2013-08-04 08:54:50 | Weblog

 先週は、週の前半を大阪で、後半の木金土の3日間を広島で過ごしました。大阪にいても広島にいても、本当に暑い日が続きます。さすがの暑さに、愛犬ゴンタも夏バテ気味です。庭木の下の日陰にいるとは言え、暑いことに変わりはありませんので、今年はゴンタ専用の扇風機を設置してあげました。涼しいのか、扇風機を前にすやすやお昼寝、朝寝?をしています。
 先週は前立腺癌の再診日でしたが、先生から意外な言葉。「PSAの値が非常に低いので、少し様子をみましょう。次回の定期健診で数値が高そうならまた来てください」と。前回、1泊2日の前立腺生検について詳しく説明を受けていただけに、二つの癌の疑いのひとつが、あっけない幕切れとなりました。残るは大腸内視鏡検査のみ。さあてどうなることやら。病院嫌いだった私も最近は病院通いも慣れ、長い待ち時間も本を読んだりスマホをチェックしたりと結構楽しく通院しています。

 こうも暑いと庭に出るのも億劫になりますが、今年は実生苗が暑さにめげず頑張っています。昨年の夏に採種したブルースターは、苗高が30センチにまで成長して、てっぺんに花芽が見えてきました。もうひとつは「カリン」です。昨年、香しい実をいただいたのですが、砂糖漬けしたときに採種した種が育って、いま苗高20センチ。ものの本によれば実生苗が実をつけるには相当な年数が必要なのだそうで、私が生きている間は無理かもしれません。それでも、しっかり根付いて葉っぱをつけているのを見ると嬉しいものです。
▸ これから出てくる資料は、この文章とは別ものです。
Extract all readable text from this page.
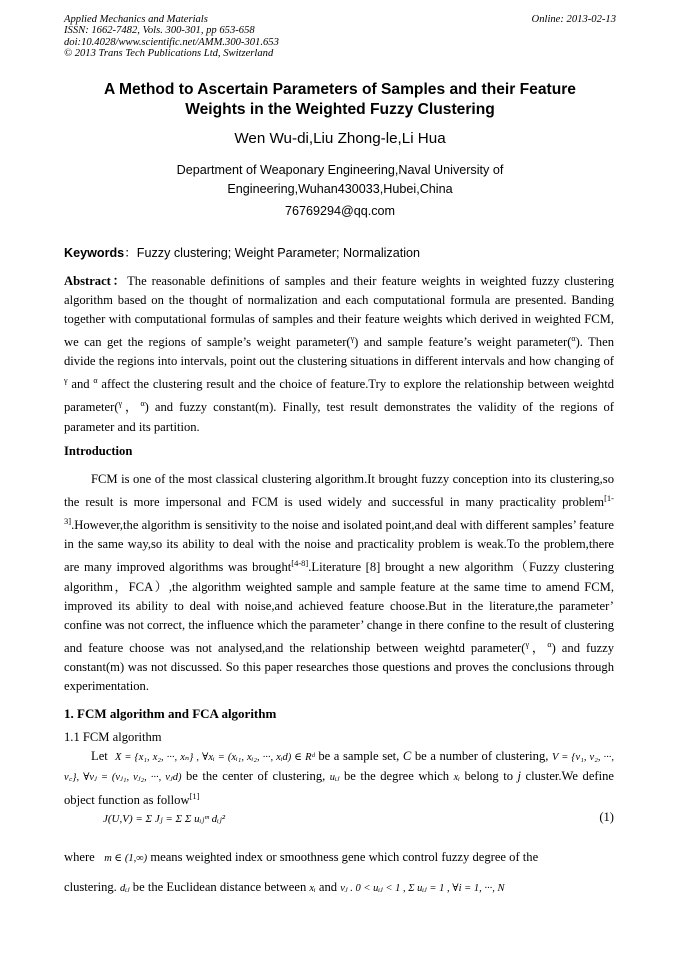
Applied Mechanics and Materials
ISSN: 1662-7482, Vols. 300-301, pp 653-658
doi:10.4028/www.scientific.net/AMM.300-301.653
© 2013 Trans Tech Publications Ltd, Switzerland
Online: 2013-02-13
A Method to Ascertain Parameters of Samples and their Feature
Weights in the Weighted Fuzzy Clustering
Wen Wu-di,Liu Zhong-le,Li Hua
Department of Weaponary Engineering,Naval University of
Engineering,Wuhan430033,Hubei,China
76769294@qq.com
Keywords：Fuzzy clustering; Weight Parameter; Normalization
Abstract：The reasonable definitions of samples and their feature weights in weighted fuzzy clustering algorithm based on the thought of normalization and each computational formula are presented. Banding together with computational formulas of samples and their feature weights which derived in weighted FCM, we can get the regions of sample’s weight parameter($^\gamma$) and sample feature’s weight parameter($^\alpha$). Then divide the regions into intervals, point out the clustering situations in different intervals and how changing of $^\gamma$ and $^\alpha$ affect the clustering result and the choice of feature.Try to explore the relationship between weightd parameter($^\gamma$，$^\alpha$) and fuzzy constant(m). Finally, test result demonstrates the validity of the regions of parameter and its partition.
Introduction
FCM is one of the most classical clustering algorithm.It brought fuzzy conception into its clustering,so the result is more impersonal and FCM is used widely and successful in many practicality problem[1-3].However,the algorithm is sensitivity to the noise and isolated point,and deal with different samples’ feature in the same way,so its ability to deal with the noise and practicality problem is weak.To the problem,there are many improved algorithms was brought[4-8].Literature [8] brought a new algorithm（Fuzzy clustering algorithm，FCA）,the algorithm weighted sample and sample feature at the same time to amend FCM, improved its ability to deal with noise,and achieved feature choose.But in the literature,the parameter’ confine was not correct, the influence which the parameter’ change in there confine to the result of clustering and feature choose was not analysed,and the relationship between weightd parameter($^\gamma$，$^\alpha$) and fuzzy constant(m) was not discussed. So this paper researches those questions and proves the conclusions through experimentation.
1. FCM algorithm and FCA algorithm
1.1 FCM algorithm
Let X = {x₁, x₂, ···, xₙ} , ∀xᵢ = (xᵢ₁, xᵢ₂, ···, xᵢd) ∈ Rᵈ be a sample set, C be a number of clustering, V = {v₁, v₂, ···, v꜀}, ∀vⱼ = (vⱼ₁, vⱼ₂, ···, vⱼd) be the center of clustering, uᵢⱼ be the degree which xᵢ belong to j cluster.We define object function as follow[1]
J(U,V) = Σ Jⱼ = Σ Σ uᵢⱼᵐ dᵢⱼ²	(1)
where m ∈ (1,∞) means weighted index or smoothness gene which control fuzzy degree of the
clustering. dᵢⱼ be the Euclidean distance between xᵢ and vⱼ . 0 < uᵢⱼ < 1 , Σ uᵢⱼ = 1 , ∀i = 1, ···, N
 ところで、今朝はずいぶん早く目が覚めました。枕元のラジオのスイッチを入れると、NHKラジオの「今日は何の日」のコーナーが俳優の渥美清さんの命日を伝えていました。1996年8月4日没.......。私がそのニュースを知ったのは、パリで遊んでいた時でした。ルーブル美術館前のホテル・デゥ・ルーブルで朝食を済ませたあと、セーヌ川沿いを散歩していて路上の新聞ショップで朝日新聞を見つけました。2日ぐらい前のものでしたが、新聞にしては結構なお値段でした。その一面に渥美さんの訃報が大きく載っていました。遠い国から日本の出来事を思う不思議な感覚でした。その夜、知人と一緒に界隈のビルの地下にあった日本風居酒屋で民謡をBGMに焼酎を呑みながら語り合ったものです。あれから17年、その知人も亡くなりました。
 そうそう、インストールしているノートンインターネットセキュリティーの期限が近づいてきたので、昨日、大阪駅前のヨドバシカメラで買って帰りました。PC3台まで1年間の保護です。私のデスクトップとノートパソコン、そして家内のデスクトップの3台。過去に添付ファイルを不用意に開いてとんでもないことになった経験があります。気軽にネットでお買い物をする時代でもあります。PCのセキュリティーには気を使います。完璧とまでは言えなくとも安心安全の自己防衛です。 
 今日は、ラザール・ベルマンのLPを聴きながらのブログ更新でした。あと1週間もすればお盆休みです。長男君たちに帰省の予定もなく、今年は比較的静かな長期休暇を楽しむことになりそうです。